Adjust the memory allocation between the input and sink queues using queue.sink.memory_ratio.
```
{
    "queue": {
       "sink": {
          "memory_ratio": 0.9  // Configures the memory ratio for the sink queue. Default: 0.5.
       }
    }
}
```
Note
By default, the input and sink queues share memory equally. Increase queue.sink.memory_ratio if the sink queue needs more space (for example, text input and image output), or decrease it for the reverse.

Horizontal auto scaling

How it works

The system dynamically scales inference replicas based on queue state, including scaling to zero when the queue is empty. The following diagram illustrates the mechanism.

Procedure

In the service list, click the target service name.
Go to the Auto Scaling tab. In the Auto Scaling section, click Enable Auto Scaling.
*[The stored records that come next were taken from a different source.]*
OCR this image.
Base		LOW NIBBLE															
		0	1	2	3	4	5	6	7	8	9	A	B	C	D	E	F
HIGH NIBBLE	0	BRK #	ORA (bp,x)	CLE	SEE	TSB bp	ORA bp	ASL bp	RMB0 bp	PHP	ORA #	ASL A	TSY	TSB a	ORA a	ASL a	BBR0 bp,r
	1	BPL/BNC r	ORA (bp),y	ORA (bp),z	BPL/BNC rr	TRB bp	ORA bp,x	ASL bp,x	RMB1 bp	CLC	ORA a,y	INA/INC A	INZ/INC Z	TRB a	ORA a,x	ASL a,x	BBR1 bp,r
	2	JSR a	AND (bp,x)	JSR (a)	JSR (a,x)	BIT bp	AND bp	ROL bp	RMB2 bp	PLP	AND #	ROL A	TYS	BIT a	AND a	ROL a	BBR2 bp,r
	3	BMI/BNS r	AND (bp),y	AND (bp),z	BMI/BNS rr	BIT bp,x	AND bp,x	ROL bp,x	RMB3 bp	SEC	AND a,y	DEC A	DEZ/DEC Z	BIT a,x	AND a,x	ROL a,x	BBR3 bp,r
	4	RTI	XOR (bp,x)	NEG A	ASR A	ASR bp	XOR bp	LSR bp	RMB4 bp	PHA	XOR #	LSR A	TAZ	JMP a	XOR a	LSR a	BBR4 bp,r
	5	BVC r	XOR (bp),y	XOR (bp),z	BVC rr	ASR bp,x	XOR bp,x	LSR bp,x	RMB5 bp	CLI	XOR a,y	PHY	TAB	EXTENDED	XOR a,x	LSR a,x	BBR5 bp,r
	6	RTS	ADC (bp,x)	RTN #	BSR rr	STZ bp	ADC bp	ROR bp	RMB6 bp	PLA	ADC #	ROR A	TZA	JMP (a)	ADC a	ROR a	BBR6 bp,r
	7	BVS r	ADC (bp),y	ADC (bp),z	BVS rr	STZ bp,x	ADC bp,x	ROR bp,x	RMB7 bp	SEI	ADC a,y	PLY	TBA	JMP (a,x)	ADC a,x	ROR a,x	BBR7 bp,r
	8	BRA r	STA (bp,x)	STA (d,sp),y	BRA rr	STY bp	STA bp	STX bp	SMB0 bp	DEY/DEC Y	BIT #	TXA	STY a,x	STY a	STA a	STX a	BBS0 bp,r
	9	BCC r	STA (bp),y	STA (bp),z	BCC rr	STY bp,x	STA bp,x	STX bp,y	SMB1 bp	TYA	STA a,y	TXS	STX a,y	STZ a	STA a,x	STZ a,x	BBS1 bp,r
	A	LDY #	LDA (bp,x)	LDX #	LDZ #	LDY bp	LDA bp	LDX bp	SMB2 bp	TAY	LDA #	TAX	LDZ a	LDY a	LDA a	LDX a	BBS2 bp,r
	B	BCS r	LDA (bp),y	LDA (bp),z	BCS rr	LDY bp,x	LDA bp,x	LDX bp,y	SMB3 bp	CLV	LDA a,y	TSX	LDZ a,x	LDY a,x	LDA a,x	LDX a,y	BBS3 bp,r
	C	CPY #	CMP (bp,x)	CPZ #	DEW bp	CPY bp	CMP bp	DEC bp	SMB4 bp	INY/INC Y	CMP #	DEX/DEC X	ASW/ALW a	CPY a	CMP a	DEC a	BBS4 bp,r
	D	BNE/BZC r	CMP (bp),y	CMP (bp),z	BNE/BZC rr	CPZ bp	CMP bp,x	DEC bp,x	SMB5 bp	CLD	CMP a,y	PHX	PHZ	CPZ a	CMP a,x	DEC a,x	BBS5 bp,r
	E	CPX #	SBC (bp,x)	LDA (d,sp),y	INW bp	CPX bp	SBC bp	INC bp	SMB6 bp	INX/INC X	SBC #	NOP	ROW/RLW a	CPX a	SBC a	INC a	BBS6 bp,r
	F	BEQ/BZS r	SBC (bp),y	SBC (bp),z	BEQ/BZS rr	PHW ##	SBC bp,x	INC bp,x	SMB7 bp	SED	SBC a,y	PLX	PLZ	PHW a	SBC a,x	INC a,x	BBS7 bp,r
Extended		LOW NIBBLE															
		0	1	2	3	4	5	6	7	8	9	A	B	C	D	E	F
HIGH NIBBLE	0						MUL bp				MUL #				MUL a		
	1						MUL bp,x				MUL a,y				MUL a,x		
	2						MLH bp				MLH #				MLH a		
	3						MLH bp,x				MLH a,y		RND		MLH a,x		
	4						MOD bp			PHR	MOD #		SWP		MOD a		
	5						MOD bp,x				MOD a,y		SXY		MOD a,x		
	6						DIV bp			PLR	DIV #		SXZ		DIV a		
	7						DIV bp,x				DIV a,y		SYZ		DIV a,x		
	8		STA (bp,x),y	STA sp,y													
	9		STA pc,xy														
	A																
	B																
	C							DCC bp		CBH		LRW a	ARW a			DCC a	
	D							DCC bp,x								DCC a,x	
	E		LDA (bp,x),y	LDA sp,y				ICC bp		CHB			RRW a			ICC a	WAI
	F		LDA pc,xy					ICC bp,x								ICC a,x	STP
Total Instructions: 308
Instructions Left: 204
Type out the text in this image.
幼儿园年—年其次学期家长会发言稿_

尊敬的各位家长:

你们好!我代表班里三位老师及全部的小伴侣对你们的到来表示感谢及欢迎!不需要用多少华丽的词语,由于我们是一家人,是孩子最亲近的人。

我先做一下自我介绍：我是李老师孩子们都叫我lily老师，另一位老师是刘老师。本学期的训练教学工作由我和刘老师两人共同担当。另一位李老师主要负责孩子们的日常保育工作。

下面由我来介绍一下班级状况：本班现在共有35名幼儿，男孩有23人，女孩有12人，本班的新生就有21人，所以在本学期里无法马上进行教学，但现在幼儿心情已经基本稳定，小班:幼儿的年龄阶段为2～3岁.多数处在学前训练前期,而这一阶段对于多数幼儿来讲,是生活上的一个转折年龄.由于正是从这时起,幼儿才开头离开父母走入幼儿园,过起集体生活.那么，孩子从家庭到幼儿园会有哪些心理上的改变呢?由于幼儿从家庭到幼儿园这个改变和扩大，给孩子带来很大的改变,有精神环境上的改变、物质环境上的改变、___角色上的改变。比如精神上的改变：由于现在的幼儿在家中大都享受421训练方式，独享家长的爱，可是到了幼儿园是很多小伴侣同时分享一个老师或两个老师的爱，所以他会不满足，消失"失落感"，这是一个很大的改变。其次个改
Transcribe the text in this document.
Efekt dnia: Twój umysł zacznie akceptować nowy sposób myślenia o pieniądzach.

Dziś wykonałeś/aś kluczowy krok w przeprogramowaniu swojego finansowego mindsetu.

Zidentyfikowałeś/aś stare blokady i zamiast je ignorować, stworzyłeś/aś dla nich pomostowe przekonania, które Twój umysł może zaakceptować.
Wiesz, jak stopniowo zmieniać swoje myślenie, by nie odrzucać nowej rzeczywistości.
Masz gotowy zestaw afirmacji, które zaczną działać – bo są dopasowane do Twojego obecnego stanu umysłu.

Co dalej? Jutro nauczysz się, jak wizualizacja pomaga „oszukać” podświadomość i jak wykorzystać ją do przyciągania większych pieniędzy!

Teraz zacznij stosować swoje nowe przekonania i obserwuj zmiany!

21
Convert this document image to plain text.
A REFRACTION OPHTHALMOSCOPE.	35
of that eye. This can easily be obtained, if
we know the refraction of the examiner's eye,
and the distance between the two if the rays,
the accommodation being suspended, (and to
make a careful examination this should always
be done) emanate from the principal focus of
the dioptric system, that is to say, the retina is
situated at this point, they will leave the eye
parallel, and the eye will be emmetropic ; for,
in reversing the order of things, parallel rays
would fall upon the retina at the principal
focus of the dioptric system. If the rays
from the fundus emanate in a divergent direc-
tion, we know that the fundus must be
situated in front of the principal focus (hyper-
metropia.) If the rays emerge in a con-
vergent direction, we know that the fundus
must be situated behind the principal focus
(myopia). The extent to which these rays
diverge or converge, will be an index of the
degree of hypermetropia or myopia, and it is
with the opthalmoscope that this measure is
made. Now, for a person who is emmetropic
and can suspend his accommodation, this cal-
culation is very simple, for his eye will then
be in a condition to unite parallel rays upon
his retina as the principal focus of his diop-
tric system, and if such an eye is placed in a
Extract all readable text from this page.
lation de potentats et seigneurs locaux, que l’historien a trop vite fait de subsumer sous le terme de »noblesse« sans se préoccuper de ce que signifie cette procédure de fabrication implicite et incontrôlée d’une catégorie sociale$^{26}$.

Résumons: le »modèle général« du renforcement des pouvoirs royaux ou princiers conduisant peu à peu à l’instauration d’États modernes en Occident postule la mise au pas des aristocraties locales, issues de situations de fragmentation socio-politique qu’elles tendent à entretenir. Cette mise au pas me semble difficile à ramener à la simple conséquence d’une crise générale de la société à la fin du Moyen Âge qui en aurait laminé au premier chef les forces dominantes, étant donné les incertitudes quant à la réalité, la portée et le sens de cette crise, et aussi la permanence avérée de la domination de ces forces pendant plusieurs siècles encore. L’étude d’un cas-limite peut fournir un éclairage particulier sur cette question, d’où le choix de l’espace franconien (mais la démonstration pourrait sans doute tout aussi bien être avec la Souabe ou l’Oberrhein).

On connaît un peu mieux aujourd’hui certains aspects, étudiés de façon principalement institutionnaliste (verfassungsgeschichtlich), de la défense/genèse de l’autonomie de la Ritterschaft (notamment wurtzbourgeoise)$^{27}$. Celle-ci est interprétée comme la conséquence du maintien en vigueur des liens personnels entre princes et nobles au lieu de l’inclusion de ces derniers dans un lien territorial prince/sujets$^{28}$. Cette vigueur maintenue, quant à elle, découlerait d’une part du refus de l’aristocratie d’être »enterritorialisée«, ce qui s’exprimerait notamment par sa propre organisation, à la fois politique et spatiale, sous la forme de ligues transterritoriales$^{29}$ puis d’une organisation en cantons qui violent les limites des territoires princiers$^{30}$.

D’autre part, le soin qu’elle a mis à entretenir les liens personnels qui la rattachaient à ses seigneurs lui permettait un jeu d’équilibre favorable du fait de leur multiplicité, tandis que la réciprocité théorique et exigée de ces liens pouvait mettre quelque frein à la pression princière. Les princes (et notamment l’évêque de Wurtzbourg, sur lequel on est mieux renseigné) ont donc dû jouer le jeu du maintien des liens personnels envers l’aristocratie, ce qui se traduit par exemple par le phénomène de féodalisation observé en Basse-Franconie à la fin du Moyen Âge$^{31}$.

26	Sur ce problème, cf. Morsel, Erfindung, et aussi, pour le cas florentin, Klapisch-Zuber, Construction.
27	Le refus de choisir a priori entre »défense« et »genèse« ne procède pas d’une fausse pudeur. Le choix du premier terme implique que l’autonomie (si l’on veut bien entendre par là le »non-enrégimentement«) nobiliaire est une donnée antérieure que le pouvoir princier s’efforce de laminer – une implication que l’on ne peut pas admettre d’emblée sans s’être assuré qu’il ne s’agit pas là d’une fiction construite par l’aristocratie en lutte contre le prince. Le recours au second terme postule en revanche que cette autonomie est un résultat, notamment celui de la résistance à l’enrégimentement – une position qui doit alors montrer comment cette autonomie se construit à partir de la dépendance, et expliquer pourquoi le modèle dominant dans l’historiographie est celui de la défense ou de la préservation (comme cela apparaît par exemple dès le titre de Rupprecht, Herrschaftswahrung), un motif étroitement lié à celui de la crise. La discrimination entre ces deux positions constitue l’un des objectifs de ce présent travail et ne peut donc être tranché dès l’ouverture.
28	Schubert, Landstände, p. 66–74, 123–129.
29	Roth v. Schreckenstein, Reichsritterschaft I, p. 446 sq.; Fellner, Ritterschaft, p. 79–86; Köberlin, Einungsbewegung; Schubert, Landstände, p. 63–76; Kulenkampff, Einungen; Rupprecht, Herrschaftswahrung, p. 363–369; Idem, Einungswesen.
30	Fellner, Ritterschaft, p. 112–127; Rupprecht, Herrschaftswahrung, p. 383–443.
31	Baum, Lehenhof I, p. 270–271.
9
In the Auto Scaling Settings dialog box, configure the parameters.

Basic settings:

Parameter	Description	Example
Minimum Replicas	Minimum replicas for scale-in operations. Minimum value: 0.	0
Maximum Replicas	Maximum replicas for scale-out operations. Maximum value: 1000.	10
General Scaling Metrics	Built-in performance metrics used to trigger scaling. Asynchronous Queue Length represents the average number of queued tasks per replica.	Select Asynchronous Queue Length and set the threshold to 10.

Advanced settings:

Parameter	Description	Example
Scale-out Starts in	Observation window for scale-out decisions. After scale-out triggers, the system observes metrics during this period. If metric values fall below threshold, scale-out cancels. Unit: seconds. The default value is `0` seconds, which means the scale-out is performed immediately.	0
Scale-in Starts in	Observation window for scale-in decisions—the key parameter to prevent service jitter. Scale-in occurs only after metrics remain below threshold for this entire duration. Unit: seconds. Default: `300` seconds. This protects against frequent scale-in events from traffic fluctuations. Do not set too low to maintain service stability.	300
Scale-in to 0 Instance Starts in	When Minimum Replicas is `0`, this parameter defines wait time before replica count reduces to `0`.	600
Scale-from-Zero Replica Count	Replica count to add when service scales from `0` replicas.	1

Full parameter details and eascmd usage are in Horizontal auto scaling.